Edwards Rail Car Company

Harry P. Edwards begon in 1917 met de bouw van materieel voor passagierstreinen en richtte in 1921 de Edwards Railway Motor Car Company op. Edwards produceerde meer dan 130 auto’s over een periode van twee decennia en maakte naam bij grote Zuid- en Midden-Amerikaanse spoorwegen, evenals bij Amerikaanse klasse 1 en korte spoorwegmaatschappijen.

VormingsjarenEdit

In 1915 reed de Atlantic and Western Railway, een korte lijn van Sanford naar Lillington, N.C., met een onrendabele stoomtrein voor passagiers die A&W General Manager Harry P. Edwards met stijgende frustratie begon te beschouwen. Op zoek naar een manier om de stroom van rode inkt in te dammen, bouwde Edwards zijn eerste wagon voor gebruik op die spoorlijn. Andere wagens werden gebouwd in de werkplaatsen van de A&W en op de markt gebracht door Edwards en de Atlantic & Western Railway.

Toen het woord zich verspreidde over het Zuiden over de zuinige wagens gebouwd door Edwards, was de vraag naar wagens zodanig dat in 1921 de productiefirma Edwards Railway Motor Car Co. werd opgericht en in 1922 haar nieuwe fabriek in gebruik nam langs de sporen van de A&W. De korte lijn was niet alleen een klant van Edwards, maar de sporen dienden als test-, demonstratie- en ontwikkelingsspoor voor meer dan twintig jaar Edwards autoproductie.

1920-1942Edit

Tijdens het begin van de jaren 1920 was de Model-10, waarvan de motor in de bagageruimte was gemonteerd, zoals de mode was van de meeste andere fabrikanten, het paradepaardje van deze productie. In 1926 begon het bedrijf met de levering van het nieuwe Model-20. Wat het Model-20 onderscheidde van het Model-10 en concurrerende modellen was het ingenieuze, gepatenteerde ontwerp van de motorwagen, met de motor in het voorste frame van de wagen in plaats van in de wagenbak.
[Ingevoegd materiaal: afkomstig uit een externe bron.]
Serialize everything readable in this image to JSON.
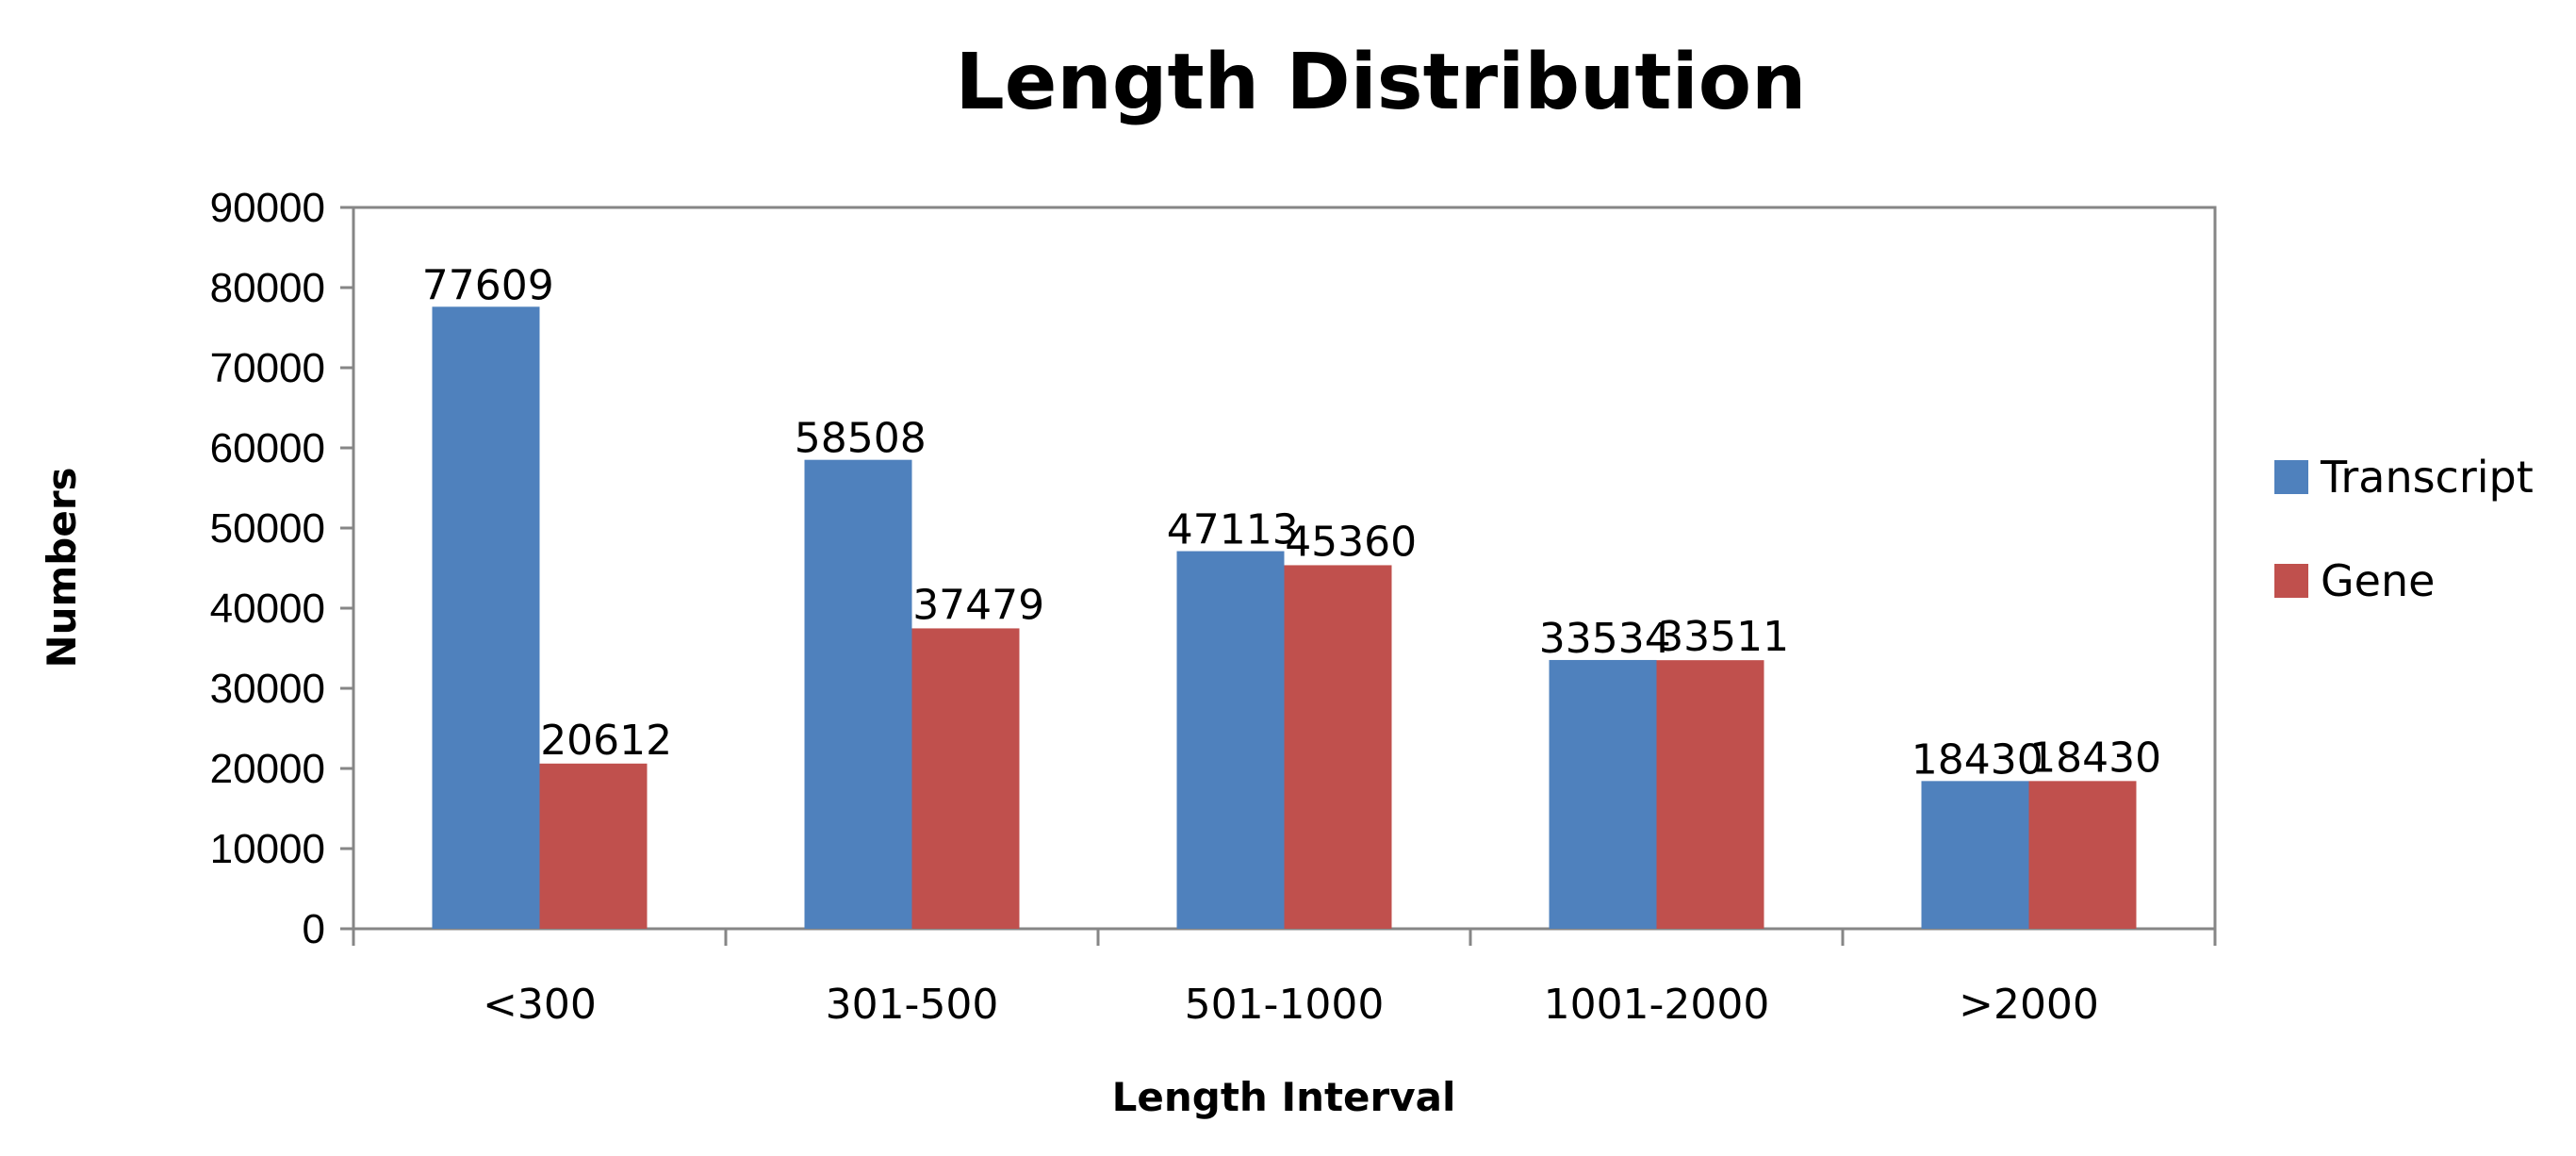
{
  "chart_data": {
    "type": "bar",
    "title": "Length Distribution",
    "xlabel": "Length Interval",
    "ylabel": "Numbers",
    "ylim": [
      0,
      90000
    ],
    "yticks": [
      0,
      10000,
      20000,
      30000,
      40000,
      50000,
      60000,
      70000,
      80000,
      90000
    ],
    "categories": [
      "<300",
      "301-500",
      "501-1000",
      "1001-2000",
      ">2000"
    ],
    "series": [
      {
        "name": "Transcript",
        "color": "#4F81BD",
        "values": [
          77609,
          58508,
          47113,
          33534,
          18430
        ]
      },
      {
        "name": "Gene",
        "color": "#C0504D",
        "values": [
          20612,
          37479,
          45360,
          33511,
          18430
        ]
      }
    ],
    "grid": false,
    "legend": "right"
  }
}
Edwards productie tijdens de jaren 1930 bestond hoofdzakelijk uit exportwagens waaronder de “moderne” gestroomlijnde Model-21 en de gestroomlijnde versie van het Model-10, met hun kenmerkende schopneus, voor het eerst ontwikkeld door Edwards in 1935. Tegen het einde van de jaren 1930 was de verkoop van treinwagons in de Verenigde Staten op een historisch dieptepunt, en met de oorlog in Europa, verkocht Edwards de fabriek en nieuwe eigenaren her-tooled voor defensie productie in 1940.

In 1942 verloor de Edwards Company zijn corporate identiteit en hield op te bestaan, spoor motorwagens en aanhangwagens waren de enige Edwards producten die onder die naam werden vervaardigd. In 1933 verkocht het bedrijf wagons aan vierenveertig spoorwegmaatschappijen; het uiteindelijke aantal oorspronkelijke kopers lag in de buurt van de vijftig. Met verkopen, in een periode van 22 jaar, aan negentien verschillende landen op het westelijk halfrond. Slechts een handvol Edwards wagens zijn bewaard gebleven.